Rio de Janeiro, November 11, 2025.
FERNANDO KHOURY FRANCISCO JUNIOR
Governance Secretary
SIGNATURE
Pursuant to the requirements of the Securities Exchange Act of 1934, the registrant has duly caused this report to be signed on its behalf by the undersigned, thereunto duly authorized.
Date: November 14, 2025
| CENTRAIS ELÉTRICAS BRASILEIRAS S.A. - ELETROBRÁS | ||
| By: |
/S/ Eduardo Haiama |
|
|
Eduardo Haiama Vice-President of Finance and Investor Relations |
||
FORWARD-LOOKING STATEMENTS
This document may contain estimates and projections that are not statements of past events but reflect our management’s beliefs and expectations and may constitute forward-looking statements under Section 27A of the Securities Act of 1933, as amended, and Section 21E of the Securities and Exchange Act of 1934, as amended.
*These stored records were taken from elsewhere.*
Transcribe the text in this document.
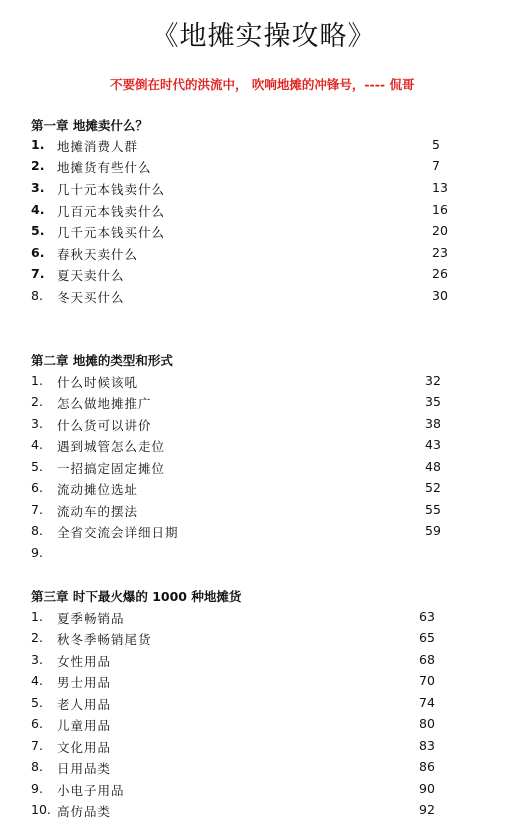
《地摊实操攻略》
不要倒在时代的洪流中， 吹响地摊的冲锋号，---- 侃哥
第一章 地摊卖什么？
1. 地摊消费人群	5
2. 地摊货有些什么	7
3. 几十元本钱卖什么	13
4. 几百元本钱卖什么	16
5. 几千元本钱买什么	20
6. 春秋天卖什么	23
7. 夏天卖什么	26
8. 冬天买什么	30
第二章 地摊的类型和形式
1. 什么时候该吼	32
2. 怎么做地摊推广	35
3. 什么货可以讲价	38
4. 遇到城管怎么走位	43
5. 一招搞定固定摊位	48
6. 流动摊位选址	52
7. 流动车的摆法	55
8. 全省交流会详细日期	59
9.
第三章 时下最火爆的 1000 种地摊货
1. 夏季畅销品	63
2. 秋冬季畅销尾货	65
3. 女性用品	68
4. 男士用品	70
5. 老人用品	74
6. 儿童用品	80
7. 文化用品	83
8. 日用品类	86
9. 小电子用品	90
10. 高仿品类	92
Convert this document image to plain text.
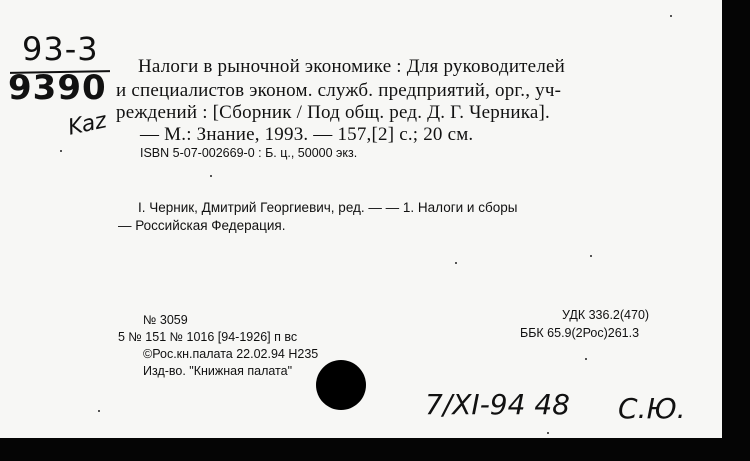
93-3
9390
Kaz
Налоги в рыночной экономике : Для руководителей
и специалистов эконом. служб. предприятий, орг., уч-
реждений : [Сборник / Под общ. ред. Д. Г. Черника].
— М.: Знание, 1993. — 157,[2] с.; 20 см.
ISBN 5-07-002669-0 : Б. ц., 50000 экз.
I. Черник, Дмитрий Георгиевич, ред. — — 1. Налоги и сборы
— Российская Федерация.
№ 3059
5 № 151 № 1016 [94-1926] п вс
©Рос.кн.палата 22.02.94 Н235
Изд-во. "Книжная палата"
УДК 336.2(470)
ББК 65.9(2Рос)261.3
7/XI-94 48 С.Ю.
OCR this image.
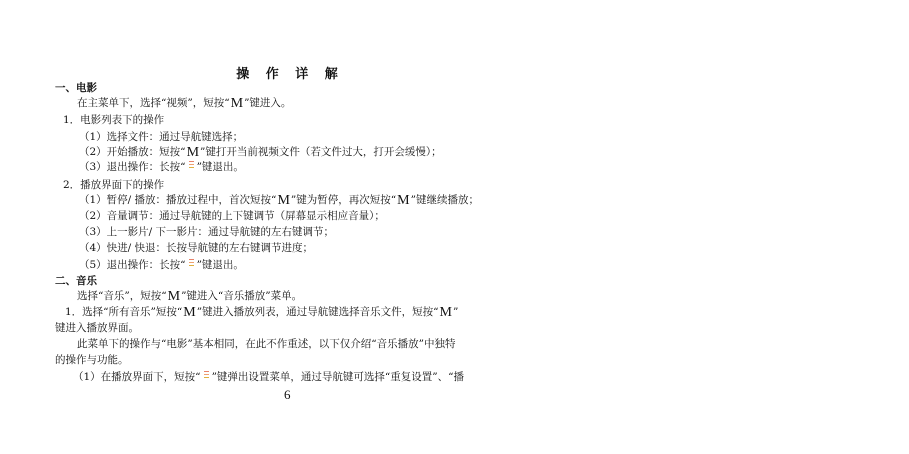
操 作 详 解
一、电影
在主菜单下，选择“视频”，短按“M”键进入。
1．电影列表下的操作
（1）选择文件：通过导航键选择；
（2）开始播放：短按“M”键打开当前视频文件（若文件过大，打开会缓慢）；
（3）退出操作：长按“ ”键退出。
2．播放界面下的操作
（1）暂停/ 播放：播放过程中，首次短按“M”键为暂停，再次短按“M”键继续播放；
（2）音量调节：通过导航键的上下键调节（屏幕显示相应音量）；
（3）上一影片/ 下一影片：通过导航键的左右键调节；
（4）快进/ 快退：长按导航键的左右键调节进度；
（5）退出操作：长按“ ”键退出。
二、音乐
选择“音乐”，短按“M”键进入“音乐播放”菜单。
1．选择“所有音乐”短按“M”键进入播放列表，通过导航键选择音乐文件，短按“M”
键进入播放界面。
此菜单下的操作与“电影”基本相同，在此不作重述，以下仅介绍“音乐播放”中独特
的操作与功能。
（1）在播放界面下，短按“ ”键弹出设置菜单，通过导航键可选择“重复设置”、“播
6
The words “believes”, “may”, “can”, “estimates”, “continues”, “anticipates”, “intends”, “expects”, and similar expressions are intended to identify estimates that necessarily involve known and unknown risks and uncertainties. Known risks and uncertainties include, but are not limited to: general economic, regulatory, political, and business conditions in Brazil and abroad; fluctuations in interest rates, inflation, and the value of the Brazilian Real; changes in consumer electricity usage patterns and volumes; competitive conditions; our level of indebtedness; the possibility of receiving payments related to our receivables; changes in rainfall and water levels in reservoirs used to operate our hydroelectric plants; our financing and capital investment plans; existing and future government regulations; and other risks described in our annual report and other documents filed with the CVM and SEC. Estimates and projections refer only to the date they were expressed, and we do not assume any obligation to update any of these estimates or projections due to new information or future events. Future results of the Company’s operations and initiatives may differ from current expectations, and investors should not rely solely on the information contained herein. This material contains calculations that may not reflect precise results due to rounding.